Traktuję te targi jak święto branży turystycznej. Nie patrzę na tę imprezę wąsko, przez pryzmat interesów Itaki, ale szerzej, jak na okazję do spotkania w jednym miejscu w tym samym czasie wielu ludzi związanych – czy to przez pracę w biurach podróży, czy w hotelach, atrakcjach turystycznych, na lotniskach i w liniach lotniczych – z turystyką.
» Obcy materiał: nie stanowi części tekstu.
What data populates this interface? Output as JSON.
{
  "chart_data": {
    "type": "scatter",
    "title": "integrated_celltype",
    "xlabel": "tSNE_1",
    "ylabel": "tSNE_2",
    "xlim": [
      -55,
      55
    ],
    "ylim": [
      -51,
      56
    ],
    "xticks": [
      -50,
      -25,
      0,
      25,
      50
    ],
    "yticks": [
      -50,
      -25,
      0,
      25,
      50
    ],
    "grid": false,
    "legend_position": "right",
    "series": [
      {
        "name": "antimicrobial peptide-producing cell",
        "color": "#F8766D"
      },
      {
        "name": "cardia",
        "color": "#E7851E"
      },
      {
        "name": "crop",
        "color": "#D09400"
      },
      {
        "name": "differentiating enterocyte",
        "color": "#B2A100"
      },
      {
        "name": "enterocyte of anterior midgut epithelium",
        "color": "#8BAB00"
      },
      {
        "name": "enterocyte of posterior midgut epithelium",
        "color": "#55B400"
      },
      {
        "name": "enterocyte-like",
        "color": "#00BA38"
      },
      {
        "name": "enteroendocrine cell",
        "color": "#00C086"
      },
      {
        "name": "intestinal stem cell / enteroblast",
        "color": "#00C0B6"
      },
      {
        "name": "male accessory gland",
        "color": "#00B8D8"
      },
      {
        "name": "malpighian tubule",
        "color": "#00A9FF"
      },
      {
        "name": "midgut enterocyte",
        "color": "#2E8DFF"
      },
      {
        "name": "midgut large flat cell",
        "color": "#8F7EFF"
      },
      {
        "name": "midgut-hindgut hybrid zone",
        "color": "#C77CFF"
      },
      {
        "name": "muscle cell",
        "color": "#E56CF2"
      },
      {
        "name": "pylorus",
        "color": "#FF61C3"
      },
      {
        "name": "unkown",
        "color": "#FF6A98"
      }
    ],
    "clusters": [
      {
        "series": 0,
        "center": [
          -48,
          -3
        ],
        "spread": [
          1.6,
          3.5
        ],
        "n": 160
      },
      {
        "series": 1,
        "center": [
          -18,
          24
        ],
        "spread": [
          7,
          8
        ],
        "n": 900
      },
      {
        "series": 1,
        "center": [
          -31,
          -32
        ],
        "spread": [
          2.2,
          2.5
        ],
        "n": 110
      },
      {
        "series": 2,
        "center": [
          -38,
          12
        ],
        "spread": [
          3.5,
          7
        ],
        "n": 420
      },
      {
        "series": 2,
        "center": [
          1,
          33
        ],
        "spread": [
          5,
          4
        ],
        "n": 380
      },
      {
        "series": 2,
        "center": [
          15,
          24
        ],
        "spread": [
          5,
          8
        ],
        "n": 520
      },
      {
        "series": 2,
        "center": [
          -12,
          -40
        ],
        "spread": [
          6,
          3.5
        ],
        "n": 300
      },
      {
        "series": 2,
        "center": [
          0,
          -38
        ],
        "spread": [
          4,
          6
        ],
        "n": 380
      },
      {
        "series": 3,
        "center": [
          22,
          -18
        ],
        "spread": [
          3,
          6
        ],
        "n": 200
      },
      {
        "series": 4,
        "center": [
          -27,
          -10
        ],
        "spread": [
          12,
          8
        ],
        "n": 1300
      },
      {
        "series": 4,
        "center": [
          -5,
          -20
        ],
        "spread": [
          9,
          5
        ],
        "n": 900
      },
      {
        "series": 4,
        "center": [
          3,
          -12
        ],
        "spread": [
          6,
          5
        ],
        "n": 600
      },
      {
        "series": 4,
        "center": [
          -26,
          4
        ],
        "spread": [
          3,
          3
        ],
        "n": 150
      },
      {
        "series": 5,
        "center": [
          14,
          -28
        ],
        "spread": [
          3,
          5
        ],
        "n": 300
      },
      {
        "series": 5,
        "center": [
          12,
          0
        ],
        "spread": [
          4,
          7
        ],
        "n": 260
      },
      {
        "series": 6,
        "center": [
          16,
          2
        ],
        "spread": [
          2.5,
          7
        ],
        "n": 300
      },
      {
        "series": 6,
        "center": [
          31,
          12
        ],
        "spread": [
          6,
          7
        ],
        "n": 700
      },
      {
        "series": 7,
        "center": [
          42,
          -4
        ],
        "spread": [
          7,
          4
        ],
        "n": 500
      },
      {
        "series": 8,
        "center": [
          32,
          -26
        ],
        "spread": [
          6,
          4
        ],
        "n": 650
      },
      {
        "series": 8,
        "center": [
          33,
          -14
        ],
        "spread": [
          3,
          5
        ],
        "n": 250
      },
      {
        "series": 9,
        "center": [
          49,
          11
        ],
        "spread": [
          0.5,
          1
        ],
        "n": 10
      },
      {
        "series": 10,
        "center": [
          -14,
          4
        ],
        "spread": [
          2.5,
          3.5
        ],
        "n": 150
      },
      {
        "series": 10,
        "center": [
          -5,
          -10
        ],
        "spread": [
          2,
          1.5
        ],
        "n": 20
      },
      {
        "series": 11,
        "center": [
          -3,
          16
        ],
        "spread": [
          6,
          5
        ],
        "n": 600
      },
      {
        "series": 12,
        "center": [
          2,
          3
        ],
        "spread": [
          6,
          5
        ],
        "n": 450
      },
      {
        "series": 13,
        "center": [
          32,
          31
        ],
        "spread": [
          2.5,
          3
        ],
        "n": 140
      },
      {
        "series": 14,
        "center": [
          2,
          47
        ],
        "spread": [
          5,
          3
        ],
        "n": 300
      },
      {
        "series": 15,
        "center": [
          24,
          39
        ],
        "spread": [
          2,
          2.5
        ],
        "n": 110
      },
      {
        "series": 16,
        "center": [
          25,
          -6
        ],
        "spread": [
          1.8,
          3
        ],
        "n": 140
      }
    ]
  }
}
Poza aspektami merytorycznymi, które już wymieniłem, mam nadzieję, że takie spotkanie posłuży integracji branży, wzmocni nas jako środowisko. Turystyka potrzebuje – co obserwuję ze szczególną ostrością jako wiceprezes PIT – silnej, zjednoczonej reprezentacji, a także rangi na miarę jej znaczenia dla gospodarki. Targi na pewno są elementem budowania tego prestiżu.

Zdecydowanie zachęcam więc wszystkich, aby się wystawiali albo przynajmniej odwiedzili targi ITTF. To jedna z nielicznych okazji w roku do takiego szerokiego spotkania. Uważam, że niewykorzystanie jej to byłby wielki błąd. A na pewno nie będzie to czas stracony.